Today, the Naval Safety Command is organized into four directorates: aviation, afloat, shore, and operational risk management/expeditionary warfare. Six departments and five special staff divisions provide support to the core operations of the command. The Naval School of Aviation Safety in Pensacola, Florida, is also a NAVSAFECEN detachment consisting of civilian and military staff, which includes Marine Corps personnel. As an Echelon II command, NAVSAFECEN provides oversight of its two Echelon III commands, the Naval Safety and Environmental Training Center in Norfolk, Virginia and the Naval Safety Center School of Aviation Safety in Naval Air Station Pensacola, Florida.

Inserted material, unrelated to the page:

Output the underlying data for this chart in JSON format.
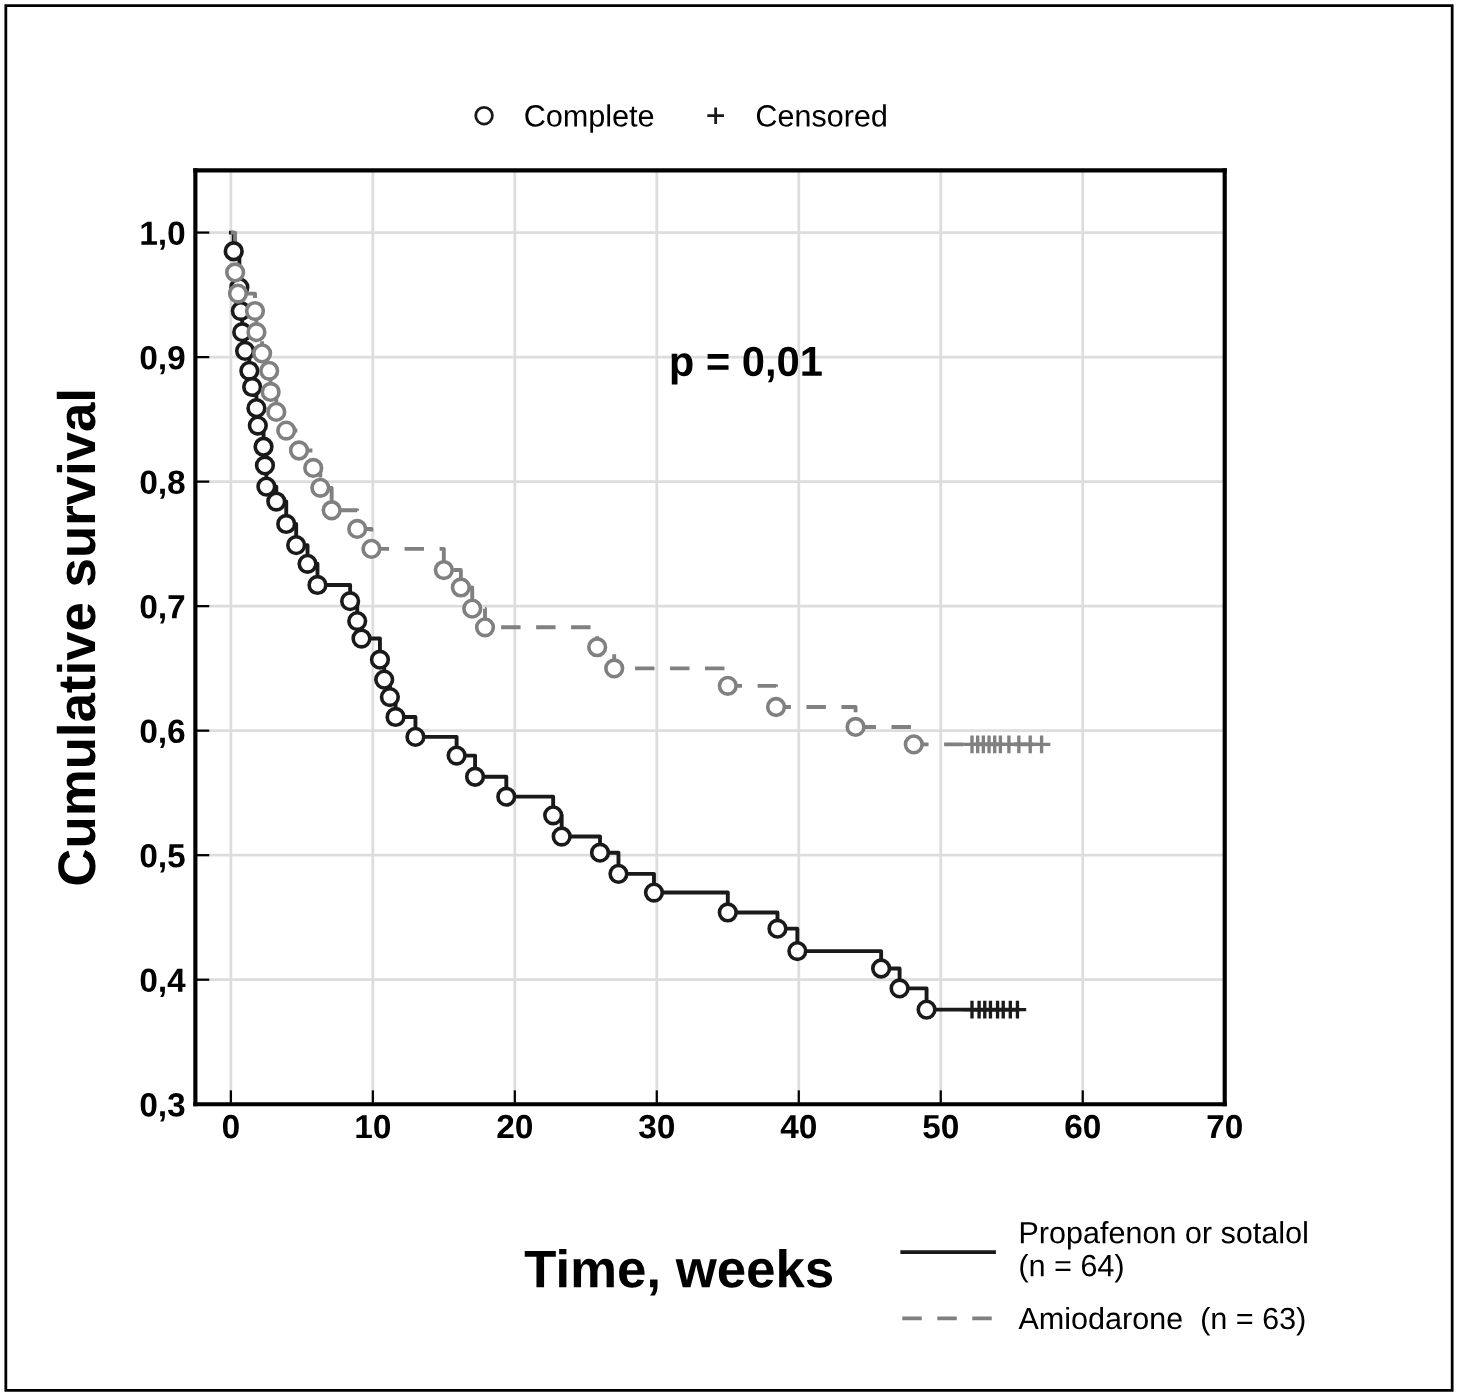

One of the NSC's subsections is Navy Occupational Safety & Health (NAVOSH). NAVOSH is responsible for safety practices within the Navy. NAVOSH provides safety assistance and advice to the CNO, CMC, and the Deputy Assistant Secretary of the Navy for Safety with the aim of enhancing the war-fighting capability of the Navy and Marine Corps, preserve resources, and improve combat readiness by preventing mishaps.

==Aviation==
Naval aviation safety improved through the Cold War. The number of accidents causing aircraft destruction, human fatality, or total disability dropped from 38.18 per 100,000 flight hours in 1955 to 3.44 in 1985. Pilot error was a contributing factor to half of such accidents, while material failure was involved in 30 percent. Errors in maintenance and supervision accounted for the remainder, with some accidents involving multiple causes. The highest accident risk occurred among pilots with less than 300 hours flying the model of aircraft involved, and that risk dropped significantly among pilots with more than 750 hours of experience flying that model. Younger pilots were more likely to lose control through improper use of controls or failure to maintain flying speed, while older pilots were more likely to violate regulations regarding pre-flight procedures and use of flight instruments.

The highest accident risk is during carrier landings. While other military pilots typically avoid landing aboard ships, they share other high-risk activities including offensive maneuvers, formation flying, low-level navigation, and cross-country flying. Major accidents are about half as likely for United States Air Force flight operations. Aside from avoiding shipboard landings, Air Force pilots operating with Navy squadron exchange programs found pilot proficiency declined during deployments because of reduced training opportunities during the structured flight operation readiness schedules of deployed warships.